There have been years where women filmmakers have been featured in the Oscar race recently; this year isn’t going to be one of them. It might have been if Kathryn Bigelow’s Hurt Locker had been a 2008 release. Since it wasn’t, though, there is really only one female director around with enough to possibly land a screenplay nod, Courtney Hunt for Frozen River. Kim Voynar at MCN writes:
I want to see more films with strong female performances like Kristin Scott Thomas and Elsa Zylberstein in I’ve Loved You So Long, Michelle Williams in Wendy and Lucy, Melissa Leo and Missy Upham (who people seem to largely be forgetting about) in Frozen River, Sally Hawkins in Happy-Go-Lucky, all great films with strong lead roles — and two of them directed by women, too — and none of them are in serious contention at this point for Best Picture.
Well they might not be but these roles stand out nonetheless. Here is a great example of how the clusterfuck that is Oscar season can drive smaller movies, some of them starring women over 40 who look like they’re over 40, into the spotlight. If they’re being talked about, if they’re up for awards again and again leading up to the Oscars, even if they don’t make it to the big show they’ve already gotten three times as much exposure as they would have and because they’re relatively successful maybe more will be made next year. It isn’t all bad, this silly business.
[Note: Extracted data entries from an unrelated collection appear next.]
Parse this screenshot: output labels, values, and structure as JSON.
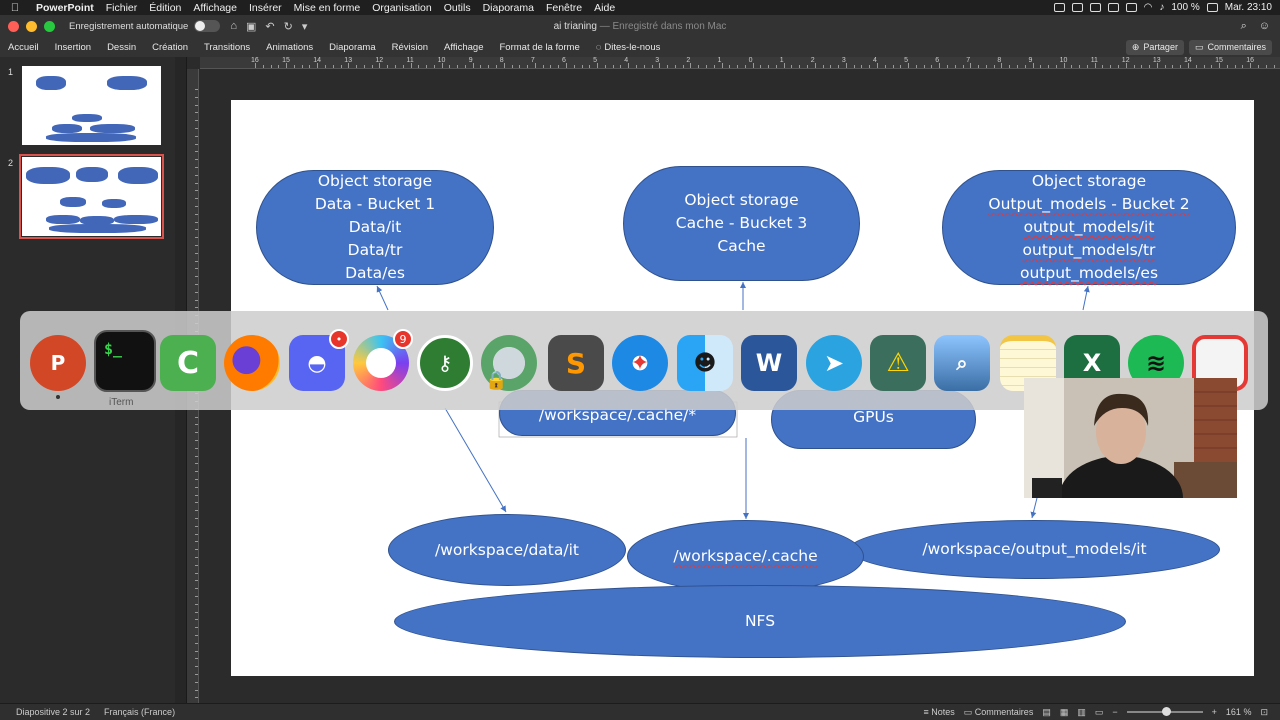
{
  "menubar": {
    "app_name": "PowerPoint",
    "items": [
      "Fichier",
      "Édition",
      "Affichage",
      "Insérer",
      "Mise en forme",
      "Organisation",
      "Outils",
      "Diaporama",
      "Fenêtre",
      "Aide"
    ],
    "battery": "100 %",
    "clock": "Mar. 23:10"
  },
  "titlebar": {
    "autosave_label": "Enregistrement automatique",
    "doc_name": "ai trianing",
    "doc_status": " — Enregistré dans mon Mac"
  },
  "ribbon": {
    "tabs": [
      "Accueil",
      "Insertion",
      "Dessin",
      "Création",
      "Transitions",
      "Animations",
      "Diaporama",
      "Révision",
      "Affichage",
      "Format de la forme"
    ],
    "tell_me": "Dites-le-nous",
    "share": "Partager",
    "comments": "Commentaires"
  },
  "thumbnails": [
    "1",
    "2"
  ],
  "ruler_labels": [
    "16",
    "15",
    "14",
    "13",
    "12",
    "11",
    "10",
    "9",
    "8",
    "7",
    "6",
    "5",
    "4",
    "3",
    "2",
    "1",
    "0",
    "1",
    "2",
    "3",
    "4",
    "5",
    "6",
    "7",
    "8",
    "9",
    "10",
    "11",
    "12",
    "13",
    "14",
    "15",
    "16"
  ],
  "slide": {
    "bucket1": [
      "Object storage",
      "Data - Bucket 1",
      "Data/it",
      "Data/tr",
      "Data/es"
    ],
    "bucket3": [
      "Object storage",
      "Cache - Bucket 3",
      "Cache"
    ],
    "bucket2": [
      "Object storage",
      "Output_models - Bucket 2",
      "output_models/it",
      "output_models/tr",
      "output_models/es"
    ],
    "cache_star": "/workspace/.cache/*",
    "gpus": "GPUs",
    "data_it": "/workspace/data/it",
    "cache": "/workspace/.cache",
    "output_it": "/workspace/output_models/it",
    "nfs": "NFS"
  },
  "dock": {
    "iterm_label": "iTerm",
    "discord_badge": "•",
    "cleanmaster_badge": "9"
  },
  "statusbar": {
    "slide_info": "Diapositive 2 sur 2",
    "language": "Français (France)",
    "notes": "Notes",
    "comments": "Commentaires",
    "zoom": "161 %"
  }
}
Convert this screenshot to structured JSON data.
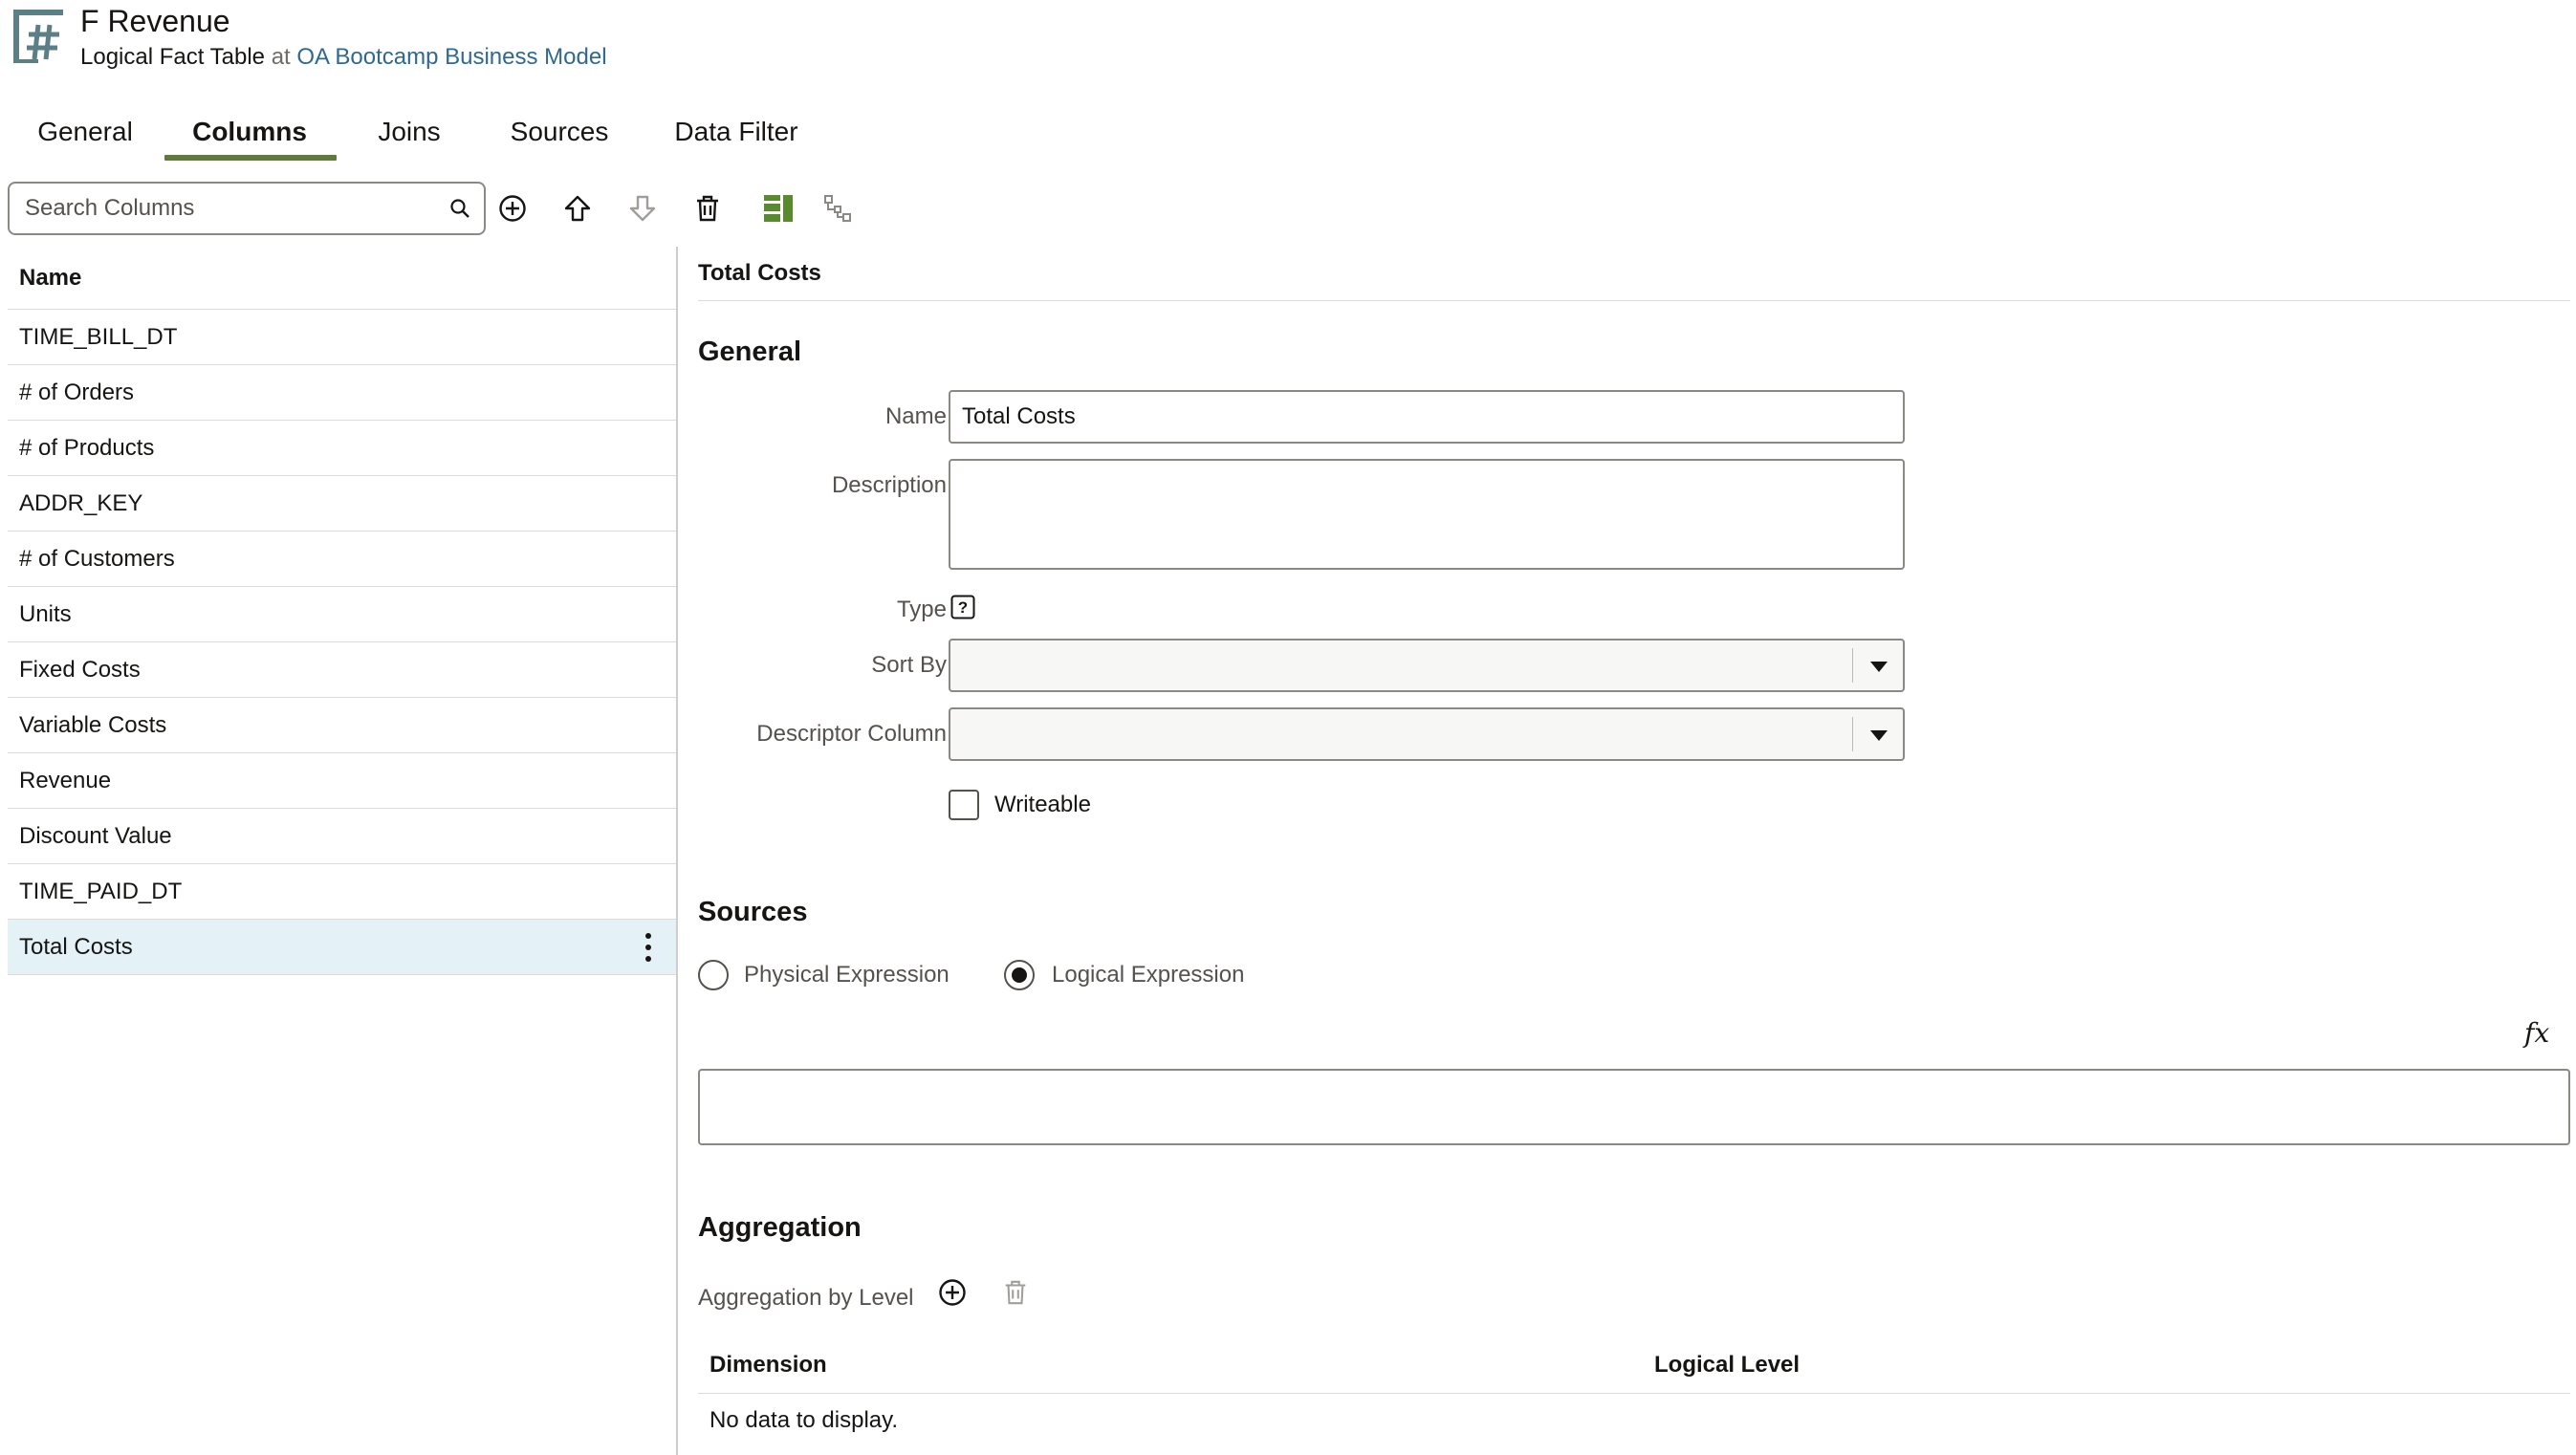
{
  "header": {
    "title": "F Revenue",
    "subtitle_type": "Logical Fact Table",
    "subtitle_at": "at",
    "subtitle_link": "OA Bootcamp Business Model",
    "icon": "fact-table-icon"
  },
  "tabs": [
    {
      "label": "General"
    },
    {
      "label": "Columns",
      "active": true
    },
    {
      "label": "Joins"
    },
    {
      "label": "Sources"
    },
    {
      "label": "Data Filter"
    }
  ],
  "toolbar": {
    "search_placeholder": "Search Columns",
    "icons": [
      "add-icon",
      "move-up-icon",
      "move-down-icon",
      "delete-icon",
      "layout-icon",
      "hierarchy-icon"
    ]
  },
  "columns_list": {
    "header": "Name",
    "items": [
      "TIME_BILL_DT",
      "# of Orders",
      "# of Products",
      "ADDR_KEY",
      "# of Customers",
      "Units",
      "Fixed Costs",
      "Variable Costs",
      "Revenue",
      "Discount Value",
      "TIME_PAID_DT",
      "Total Costs"
    ],
    "selected": "Total Costs"
  },
  "detail": {
    "title": "Total Costs",
    "general": {
      "heading": "General",
      "name_label": "Name",
      "name_value": "Total Costs",
      "description_label": "Description",
      "description_value": "",
      "type_label": "Type",
      "sort_by_label": "Sort By",
      "sort_by_value": "",
      "descriptor_label": "Descriptor Column",
      "descriptor_value": "",
      "writeable_label": "Writeable",
      "writeable_checked": false
    },
    "sources": {
      "heading": "Sources",
      "physical_label": "Physical Expression",
      "logical_label": "Logical Expression",
      "selected": "Logical Expression",
      "fx_label": "fx",
      "expression_value": ""
    },
    "aggregation": {
      "heading": "Aggregation",
      "by_level_label": "Aggregation by Level",
      "col_dimension": "Dimension",
      "col_logical_level": "Logical Level",
      "empty_text": "No data to display."
    }
  },
  "colors": {
    "accent_underline": "#5e7a3c",
    "link": "#2f6a8e",
    "selected_row": "#e4f1f7",
    "layout_icon": "#5a8a2e"
  }
}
Let’s examine the list of films that are front-runners for Best Picture this year. Twenty-three films on the Gurus of Gold Best Picture chart and of those, not a single damned one is directed by a woman. That’s just sad — both generally speaking, and because I’m rather shocked that Frozen River, at least, hasn’t managed to garner even a single vote in its favor. The only femme-helmed film even showing up on the Gurus’ Best Pic chart is … The Secret Life of Bees? Seriously? No offense to that film, but Dakota and the Bees above Frozen River? I honestly cannot imagine an objective version of reality where the former is a better film artistically speaking. And don’t get me started on the mostly dreadful Body of Lies being anywhere on that list when Frozen River is not. Oy.
Let’s start with this: there are no frontrunners this year yet. Forgot the Gurus chart. We are still in the phase of anything can happen. These predictions are not made in a vacuum. It doesn’t matter what a few people think — these pre-season charts are often just a barometer of how well publicists are doing their job in presenting their Oscar contenders. But they have little to do with reality. Why? Because most of the films haven’t opened yet.
Take it all with a grain of salt and you won’t be depressed so early.